Why does Arsel look at me like that? Nothing in this house is normal.


"Don't just talk to your heart!" said Arsel made the gods surprised and then choked.


Arsel's gaze grew sharper. Miss immediately melted the atmosphere.


"Arsel, you should be more polite with your employer. God is your new master" said Miss.


Arsel's gaze softened, he immediately turned his face away.


The lady immediately woke up from her chair. Arsel quickly brought his bag.


"I'm going to the office now. I hope before I go home you're home" said Miss.


The tail of the God's eyes followed every step of his wife's departure. He snorted and ate the bread that was in front of him.


After finishing breakfast, he immediately grabbed his bag and left for school.


"Young master, from now on I become your personal driver" said Mas Supri.


"Don't call me young master! I'm just a cheap guy who was sold by my own parents" said Dewa annoyed.


"But sir..."


"Go there! Take care of your own business!" snapped God.


******


After doing the 3 finger mark. He went straight home with a close friend, call it Jojo. They walk to the highway. Their school entered the alley far enough to make him have to walk every time he came home and went from his school.


"Cong, where are you going to work?" jojo asked the gods.


"Don't know."


"Unemployment added again" joked Jojo.


Jojo, the child who was a lot of behavior saw a bunch of young mango belonging to the citizens.
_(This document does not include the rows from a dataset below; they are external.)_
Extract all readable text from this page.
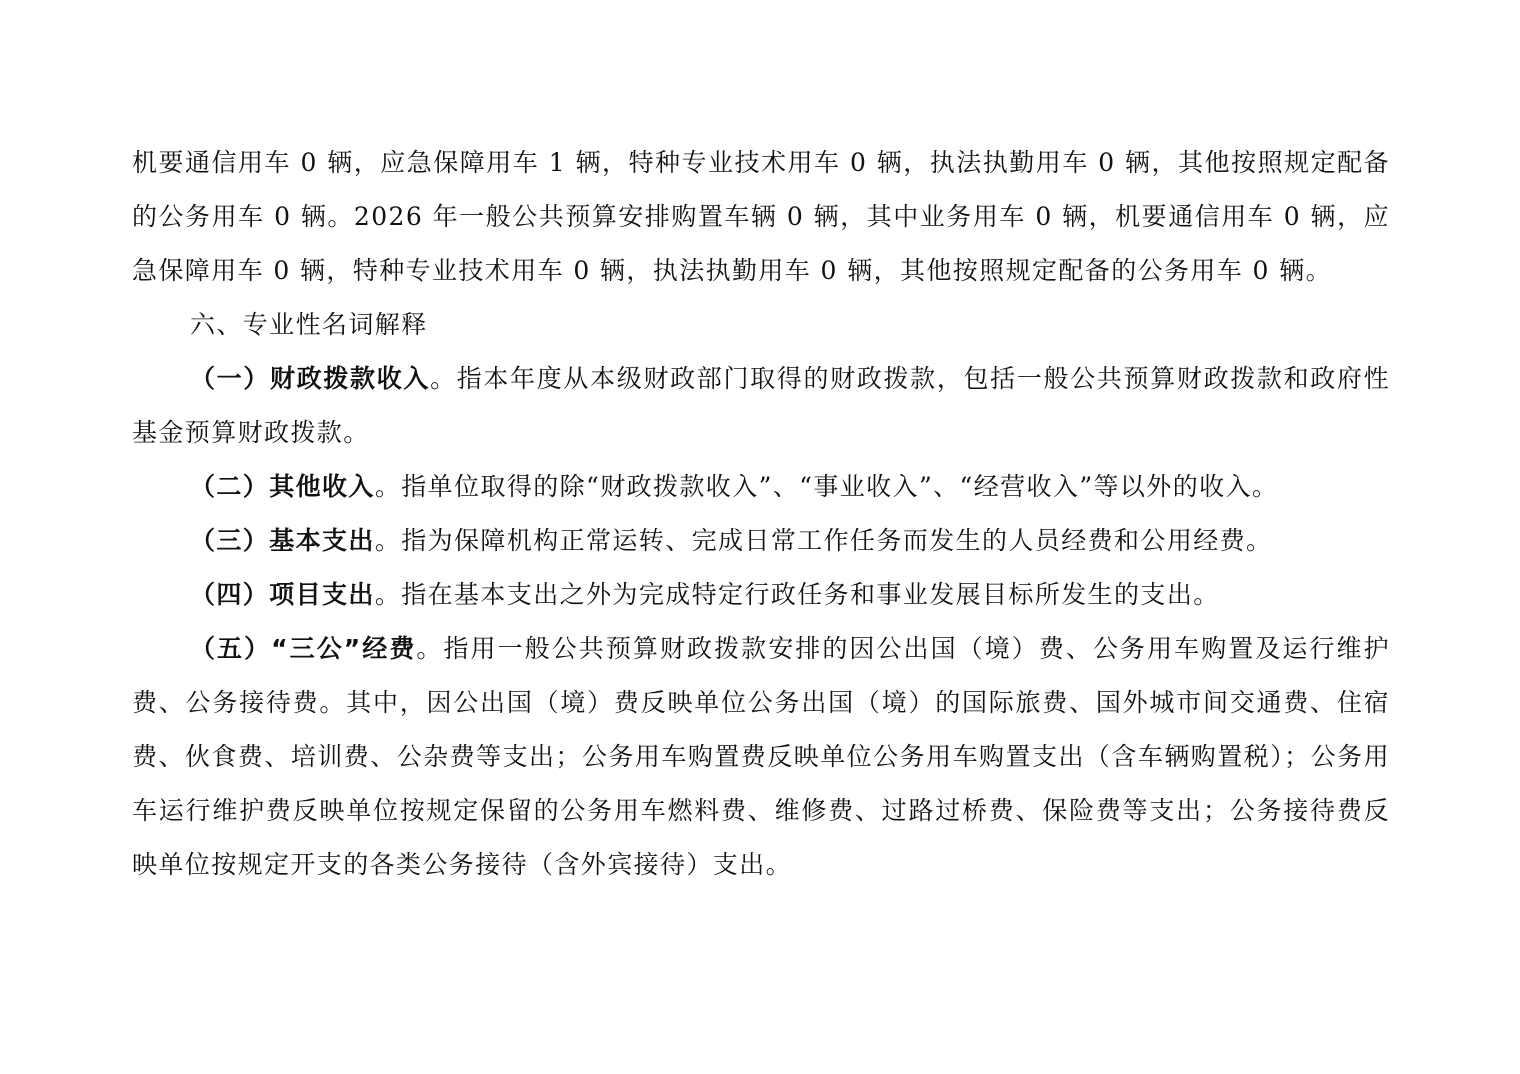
机要通信用车 0 辆，应急保障用车 1 辆，特种专业技术用车 0 辆，执法执勤用车 0 辆，其他按照规定配备的公务用车 0 辆。2026 年一般公共预算安排购置车辆 0 辆，其中业务用车 0 辆，机要通信用车 0 辆，应急保障用车 0 辆，特种专业技术用车 0 辆，执法执勤用车 0 辆，其他按照规定配备的公务用车 0 辆。

六、专业性名词解释

（一）财政拨款收入。指本年度从本级财政部门取得的财政拨款，包括一般公共预算财政拨款和政府性基金预算财政拨款。

（二）其他收入。指单位取得的除“财政拨款收入”、“事业收入”、“经营收入”等以外的收入。

（三）基本支出。指为保障机构正常运转、完成日常工作任务而发生的人员经费和公用经费。

（四）项目支出。指在基本支出之外为完成特定行政任务和事业发展目标所发生的支出。

（五）“三公”经费。指用一般公共预算财政拨款安排的因公出国（境）费、公务用车购置及运行维护费、公务接待费。其中，因公出国（境）费反映单位公务出国（境）的国际旅费、国外城市间交通费、住宿费、伙食费、培训费、公杂费等支出；公务用车购置费反映单位公务用车购置支出（含车辆购置税）；公务用车运行维护费反映单位按规定保留的公务用车燃料费、维修费、过路过桥费、保险费等支出；公务接待费反映单位按规定开支的各类公务接待（含外宾接待）支出。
He looked at the stone in front of him and smiled.


"Don't be weird!" said the God who can guess the silly thoughts of his friend.


"Just calm!"


Jojo picks up the stone and confidently throws it at the young mango horde but misses.


The god sniffed as if scoffing, he patted his chest to boast if he could drop the mango once crushed with a stone.


The god took the stone, he retreated and confidently threw the stone strongly then.


"Byawwwww... Who threw this stone?" ask gentlemen.


Dewa and Jojo were surprised, while the father who brought the dog told his dog to chase the bad boy. Dewa and Joko ran away.


JUG.. JUG.. JUG..


They were still arguing and blaming each other.


"Stupid you, cong!" jojo.


"Cockfighting! It's your fault" God replied.


Dewa and Jojo went straight up to the angkot passing in front of him. Joko immediately stuck out her tongue mocking the dog that was no longer chasing her.


Their breath gasped in the crowded angkot.